If $\Phi_{5}(n) \equiv 0 \pmod{p},$ then $p = 5$ or $p \equiv 1 \pmod{5}$.

Question

Let $p$ be prime, $n \in \mathbb{Z}$. Show that if $\Phi_{5}(n) = n^4 + n^3 + n^2 + n + 1 \equiv 0 \pmod{p}$, then $p = 5$ or $p \equiv 1 \pmod{5}$.

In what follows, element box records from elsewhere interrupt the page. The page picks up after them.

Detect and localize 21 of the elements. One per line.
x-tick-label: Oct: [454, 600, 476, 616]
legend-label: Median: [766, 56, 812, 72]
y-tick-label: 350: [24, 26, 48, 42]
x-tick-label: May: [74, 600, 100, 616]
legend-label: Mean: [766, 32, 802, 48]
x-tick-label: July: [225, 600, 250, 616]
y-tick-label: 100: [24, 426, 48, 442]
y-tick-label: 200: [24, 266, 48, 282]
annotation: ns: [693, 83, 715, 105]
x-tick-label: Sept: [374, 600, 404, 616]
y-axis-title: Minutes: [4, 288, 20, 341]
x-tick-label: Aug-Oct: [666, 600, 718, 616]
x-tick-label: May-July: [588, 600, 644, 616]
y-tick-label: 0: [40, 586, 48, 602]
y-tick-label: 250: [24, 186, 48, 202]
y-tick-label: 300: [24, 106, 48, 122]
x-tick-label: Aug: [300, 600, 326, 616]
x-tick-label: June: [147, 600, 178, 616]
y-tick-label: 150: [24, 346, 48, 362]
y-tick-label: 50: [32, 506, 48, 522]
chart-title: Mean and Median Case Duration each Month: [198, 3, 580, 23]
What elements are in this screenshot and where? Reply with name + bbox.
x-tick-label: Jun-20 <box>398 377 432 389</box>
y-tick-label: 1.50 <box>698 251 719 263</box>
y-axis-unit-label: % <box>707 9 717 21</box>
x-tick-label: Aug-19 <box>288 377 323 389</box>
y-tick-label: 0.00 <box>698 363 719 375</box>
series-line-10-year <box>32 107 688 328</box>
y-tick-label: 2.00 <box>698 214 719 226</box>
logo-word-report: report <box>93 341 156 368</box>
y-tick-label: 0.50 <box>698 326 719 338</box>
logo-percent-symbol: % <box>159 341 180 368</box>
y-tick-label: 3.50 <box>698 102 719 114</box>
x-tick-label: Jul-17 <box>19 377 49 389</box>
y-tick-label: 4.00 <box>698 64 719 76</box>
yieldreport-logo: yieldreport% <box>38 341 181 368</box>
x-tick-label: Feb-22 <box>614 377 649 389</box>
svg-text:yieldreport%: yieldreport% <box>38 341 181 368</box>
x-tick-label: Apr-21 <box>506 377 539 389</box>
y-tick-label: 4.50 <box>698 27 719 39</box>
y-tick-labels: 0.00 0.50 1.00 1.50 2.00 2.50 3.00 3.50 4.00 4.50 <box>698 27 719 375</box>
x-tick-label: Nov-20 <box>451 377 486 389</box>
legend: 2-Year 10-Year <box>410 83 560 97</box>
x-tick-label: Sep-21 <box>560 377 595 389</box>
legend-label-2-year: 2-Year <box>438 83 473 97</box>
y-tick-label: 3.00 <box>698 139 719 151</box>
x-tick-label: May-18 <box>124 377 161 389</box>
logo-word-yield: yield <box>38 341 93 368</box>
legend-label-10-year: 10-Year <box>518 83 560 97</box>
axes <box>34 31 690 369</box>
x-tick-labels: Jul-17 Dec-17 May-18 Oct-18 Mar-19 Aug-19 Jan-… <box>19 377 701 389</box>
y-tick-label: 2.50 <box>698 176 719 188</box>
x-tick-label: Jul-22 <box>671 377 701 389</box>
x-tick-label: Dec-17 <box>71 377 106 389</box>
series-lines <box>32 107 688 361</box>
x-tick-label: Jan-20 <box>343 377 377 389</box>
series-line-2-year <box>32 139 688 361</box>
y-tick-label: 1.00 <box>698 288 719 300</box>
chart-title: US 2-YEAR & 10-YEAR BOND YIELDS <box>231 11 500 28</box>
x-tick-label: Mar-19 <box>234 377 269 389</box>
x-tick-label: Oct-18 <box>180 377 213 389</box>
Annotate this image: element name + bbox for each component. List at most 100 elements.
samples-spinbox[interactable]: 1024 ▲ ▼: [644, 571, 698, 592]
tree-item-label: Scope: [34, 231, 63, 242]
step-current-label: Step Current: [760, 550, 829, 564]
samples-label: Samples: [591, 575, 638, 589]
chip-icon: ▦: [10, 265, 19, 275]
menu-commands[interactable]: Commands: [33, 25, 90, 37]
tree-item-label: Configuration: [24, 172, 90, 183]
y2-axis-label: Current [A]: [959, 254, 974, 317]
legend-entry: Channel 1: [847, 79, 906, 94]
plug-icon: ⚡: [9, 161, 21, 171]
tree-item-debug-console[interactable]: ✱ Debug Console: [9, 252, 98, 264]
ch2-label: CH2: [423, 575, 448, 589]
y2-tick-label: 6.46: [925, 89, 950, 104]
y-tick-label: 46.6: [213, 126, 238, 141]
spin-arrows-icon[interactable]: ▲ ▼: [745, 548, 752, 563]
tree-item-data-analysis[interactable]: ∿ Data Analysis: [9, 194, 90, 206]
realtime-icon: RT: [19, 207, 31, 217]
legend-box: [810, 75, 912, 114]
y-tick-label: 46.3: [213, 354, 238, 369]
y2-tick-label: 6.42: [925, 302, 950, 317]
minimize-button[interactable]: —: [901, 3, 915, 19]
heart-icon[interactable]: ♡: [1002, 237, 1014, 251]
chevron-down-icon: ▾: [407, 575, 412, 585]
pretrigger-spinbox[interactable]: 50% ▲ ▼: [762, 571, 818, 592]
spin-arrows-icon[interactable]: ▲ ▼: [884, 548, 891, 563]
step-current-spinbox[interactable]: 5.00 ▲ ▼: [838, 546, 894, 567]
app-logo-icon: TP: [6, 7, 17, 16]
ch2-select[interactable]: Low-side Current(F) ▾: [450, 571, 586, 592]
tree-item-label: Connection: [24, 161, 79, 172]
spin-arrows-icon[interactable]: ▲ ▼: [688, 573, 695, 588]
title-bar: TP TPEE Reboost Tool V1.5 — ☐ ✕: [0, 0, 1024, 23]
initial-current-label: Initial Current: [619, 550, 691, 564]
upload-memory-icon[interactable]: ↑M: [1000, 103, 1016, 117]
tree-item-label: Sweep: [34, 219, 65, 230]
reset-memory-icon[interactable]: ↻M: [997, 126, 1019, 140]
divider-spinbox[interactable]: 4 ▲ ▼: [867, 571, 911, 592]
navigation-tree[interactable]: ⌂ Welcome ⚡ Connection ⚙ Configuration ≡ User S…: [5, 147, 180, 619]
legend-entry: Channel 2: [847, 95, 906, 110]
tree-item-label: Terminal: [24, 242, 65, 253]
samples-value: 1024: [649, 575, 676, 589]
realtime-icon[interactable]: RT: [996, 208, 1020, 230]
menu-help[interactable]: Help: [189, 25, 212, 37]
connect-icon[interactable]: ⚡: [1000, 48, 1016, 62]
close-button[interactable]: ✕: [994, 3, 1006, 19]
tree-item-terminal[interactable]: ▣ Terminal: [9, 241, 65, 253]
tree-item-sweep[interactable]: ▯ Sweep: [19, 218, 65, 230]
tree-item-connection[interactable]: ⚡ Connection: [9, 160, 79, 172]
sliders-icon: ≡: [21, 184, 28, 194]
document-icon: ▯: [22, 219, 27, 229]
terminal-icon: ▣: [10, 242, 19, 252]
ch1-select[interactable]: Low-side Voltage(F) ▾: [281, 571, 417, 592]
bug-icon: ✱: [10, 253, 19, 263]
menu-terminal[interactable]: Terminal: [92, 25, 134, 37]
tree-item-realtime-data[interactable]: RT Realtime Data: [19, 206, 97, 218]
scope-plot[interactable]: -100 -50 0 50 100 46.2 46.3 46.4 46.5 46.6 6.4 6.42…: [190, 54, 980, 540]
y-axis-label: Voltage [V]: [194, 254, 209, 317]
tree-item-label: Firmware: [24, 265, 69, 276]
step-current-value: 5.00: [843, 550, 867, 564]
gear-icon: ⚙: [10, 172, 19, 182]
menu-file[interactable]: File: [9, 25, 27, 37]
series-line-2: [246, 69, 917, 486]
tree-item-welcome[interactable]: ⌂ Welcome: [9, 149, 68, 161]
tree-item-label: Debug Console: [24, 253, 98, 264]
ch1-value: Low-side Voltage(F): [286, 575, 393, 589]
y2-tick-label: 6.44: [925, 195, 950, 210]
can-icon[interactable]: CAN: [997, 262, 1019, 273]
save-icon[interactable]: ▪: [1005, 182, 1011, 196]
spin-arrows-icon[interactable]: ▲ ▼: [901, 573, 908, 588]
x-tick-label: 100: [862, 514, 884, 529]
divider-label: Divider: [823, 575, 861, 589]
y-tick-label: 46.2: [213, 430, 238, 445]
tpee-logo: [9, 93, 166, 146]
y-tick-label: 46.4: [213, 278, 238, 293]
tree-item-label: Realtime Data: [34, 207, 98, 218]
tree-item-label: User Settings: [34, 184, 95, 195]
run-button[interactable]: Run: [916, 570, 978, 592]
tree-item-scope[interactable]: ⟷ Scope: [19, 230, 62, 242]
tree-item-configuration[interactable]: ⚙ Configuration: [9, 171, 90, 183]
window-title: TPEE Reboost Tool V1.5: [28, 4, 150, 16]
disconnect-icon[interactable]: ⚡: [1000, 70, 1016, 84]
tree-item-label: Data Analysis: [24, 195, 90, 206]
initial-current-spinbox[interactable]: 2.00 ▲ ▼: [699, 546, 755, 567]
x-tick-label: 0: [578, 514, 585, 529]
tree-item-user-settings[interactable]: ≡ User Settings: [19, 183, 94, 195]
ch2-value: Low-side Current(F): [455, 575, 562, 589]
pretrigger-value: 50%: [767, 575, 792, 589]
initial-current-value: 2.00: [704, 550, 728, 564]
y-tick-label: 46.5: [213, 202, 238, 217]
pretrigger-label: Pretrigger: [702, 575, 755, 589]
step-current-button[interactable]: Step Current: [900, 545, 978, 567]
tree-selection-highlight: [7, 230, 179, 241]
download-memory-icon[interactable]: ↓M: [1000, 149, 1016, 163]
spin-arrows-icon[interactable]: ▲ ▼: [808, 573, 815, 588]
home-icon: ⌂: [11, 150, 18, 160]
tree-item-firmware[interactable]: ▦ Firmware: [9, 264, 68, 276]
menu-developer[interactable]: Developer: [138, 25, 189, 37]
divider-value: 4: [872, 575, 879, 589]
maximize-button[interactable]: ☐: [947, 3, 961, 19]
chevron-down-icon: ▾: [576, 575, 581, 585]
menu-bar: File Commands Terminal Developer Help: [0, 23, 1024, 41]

If $p = 5$, then we are done. If $p \neq 5$, then I believe I may follow an argument here by Thomas Andrews, whose answer I do not fully understand. We notice that $n \neq 1 \pmod{p}$ (because, otherwise, $n^4 + n^3 + n^2 + n + 1 \equiv 5 \not \equiv 0 \pmod{p}$). How does one then conclude that $n^5 \equiv 1 \pmod{p}$? Also, how does one know that $5$ is the order of $n$-- and not some power between $1$ and $5$?

I can piece together the remainder of the argument: In noticing that $n \neq 0 \pmod{p}$, one can use Fermat's Little Theorem to conclude $n^{p-1} \equiv 1 \pmod{p}$. In establishing that $n$ has order $5$, we may conclude that $5|p-1$, hence that $p \equiv 1 \pmod{5}$, as desired.

Answer 1

Note that $(n-1)(n^4+n^3+n^2+n+1) = n^5-1$. If the product is $0$ Modulo $p$ (which it will be if $n^4+n^3+n^2+n+1\equiv 0\pmod{p}$, regardless of whether $n-1\equiv 0\pmod{p}$ or not), then $n^5-1\equiv 0\pmod{p}$, so $n^5\equiv 1\pmod{p}$.

In general, if $a^k\equiv 1\pmod{p}$, then the multiplicative order of $a$ modulo $p$ divides $k$. You can verify this using the division algorithm, and remembering that the multiplicative order is the least positive integer $m$ such that $a^m\equiv 1\pmod{p}$. So if $n^5\equiv 1\pmod{p}$, then the multiplicative order of $n$ modulo $p$ divides $5$. Hence it is either $1$ or $5$, and cannot be anything in between.

But if you are also assuming that $n\not\equiv 1\pmod{p}$, then the order is not $1$, and hence must be equal to $5$.